In 1951, Diggs was elected to the Michigan Senate following in the footsteps of his father, who served between 1937 and 1944. First elected to Congress in 1954, at age 31, Diggs joined Chicago’s William Dawson and Harlem’s Adam Clayton Powell, Jr. as the only African Americans members in the lower chamber. He was a progressive force on Capitol Hill, backing civil rights legislation for Americans but also having a passion for assisting young democracies in Africa and elsewhere.

Diggs provided activism and comfort to a grieving mother and attended the murder trial of white men accused of killing a 13-year-old Emmett Till, an African American Chicago resident. Till was brutally slain in Jim Crow Mississippi in 1955.

“Congressman Diggs…and others like them created the history upon which we now stand, as strong advocates of civil rights, civil liberties and economic empowerment,” then-Detroit Mayor Dennis Archer said at the time of Diggs’ death in 1998, according to Detroit Free Press reporting.

Diggs helped to found and serve as chairman of the Congressional Black Caucus in 1969. The advocacy unit of federal lawmakers was dedicated to supporting policy and spending efforts geared toward African Americans. His tenure, however, was not without some controversy. 

On June 3, 1980, Diggs was charged with ethical violations: mail fraud and falsifying payroll forms in the late 1970s. He was convicted of inflating the salaries of five staff members and using the additional money to help pay his own office and personal debts, according to Washington Post reporting.

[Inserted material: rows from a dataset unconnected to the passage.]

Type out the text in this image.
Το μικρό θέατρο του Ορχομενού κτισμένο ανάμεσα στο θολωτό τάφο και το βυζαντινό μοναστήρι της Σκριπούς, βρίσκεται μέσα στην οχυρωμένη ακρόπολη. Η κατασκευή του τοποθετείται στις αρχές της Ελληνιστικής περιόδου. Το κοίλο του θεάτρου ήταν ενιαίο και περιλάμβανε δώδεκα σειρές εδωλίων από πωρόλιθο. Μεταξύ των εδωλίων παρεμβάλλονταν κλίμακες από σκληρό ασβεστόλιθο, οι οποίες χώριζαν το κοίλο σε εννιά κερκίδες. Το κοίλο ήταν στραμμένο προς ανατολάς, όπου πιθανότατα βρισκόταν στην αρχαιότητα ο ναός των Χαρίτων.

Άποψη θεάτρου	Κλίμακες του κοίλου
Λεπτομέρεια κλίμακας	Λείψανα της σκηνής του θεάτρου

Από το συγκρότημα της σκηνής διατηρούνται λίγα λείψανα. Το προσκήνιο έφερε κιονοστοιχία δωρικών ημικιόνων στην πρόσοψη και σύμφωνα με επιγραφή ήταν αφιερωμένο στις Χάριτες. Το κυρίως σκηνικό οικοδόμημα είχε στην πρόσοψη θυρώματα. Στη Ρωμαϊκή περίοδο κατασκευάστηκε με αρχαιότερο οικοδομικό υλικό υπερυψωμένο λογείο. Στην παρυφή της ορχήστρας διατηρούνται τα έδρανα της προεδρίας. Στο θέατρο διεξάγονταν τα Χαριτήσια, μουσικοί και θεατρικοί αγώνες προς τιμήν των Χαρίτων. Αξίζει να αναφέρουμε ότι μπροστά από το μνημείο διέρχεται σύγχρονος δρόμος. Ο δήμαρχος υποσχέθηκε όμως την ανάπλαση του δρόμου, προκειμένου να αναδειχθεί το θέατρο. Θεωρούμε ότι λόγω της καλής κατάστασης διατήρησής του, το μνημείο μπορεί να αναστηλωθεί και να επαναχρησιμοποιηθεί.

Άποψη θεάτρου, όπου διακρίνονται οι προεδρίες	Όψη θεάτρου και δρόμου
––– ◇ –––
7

He resigned from the U.S. House of Representatives that year.

“I have acknowledged my guilt and wrongdoing . . . and I’m here to further acknowledge my misconduct,” said Diggs, as reported by the Washington Post in 1980.  

After the U.S. Supreme Court refused to hear his appeal that centered on conviction on 29 criminal counts, Diggs served about nine months in a federal prison. George Crockett Jr., a Democratic labor attorney and former Detroit Recorder’s Court member, won a special election in 1980 to replace him.

Diggs lived in Maryland toward the end of his life and unsuccessfully ran for a seat on the Wayne County Commission in 1987. He died on Aug. 24, 1998.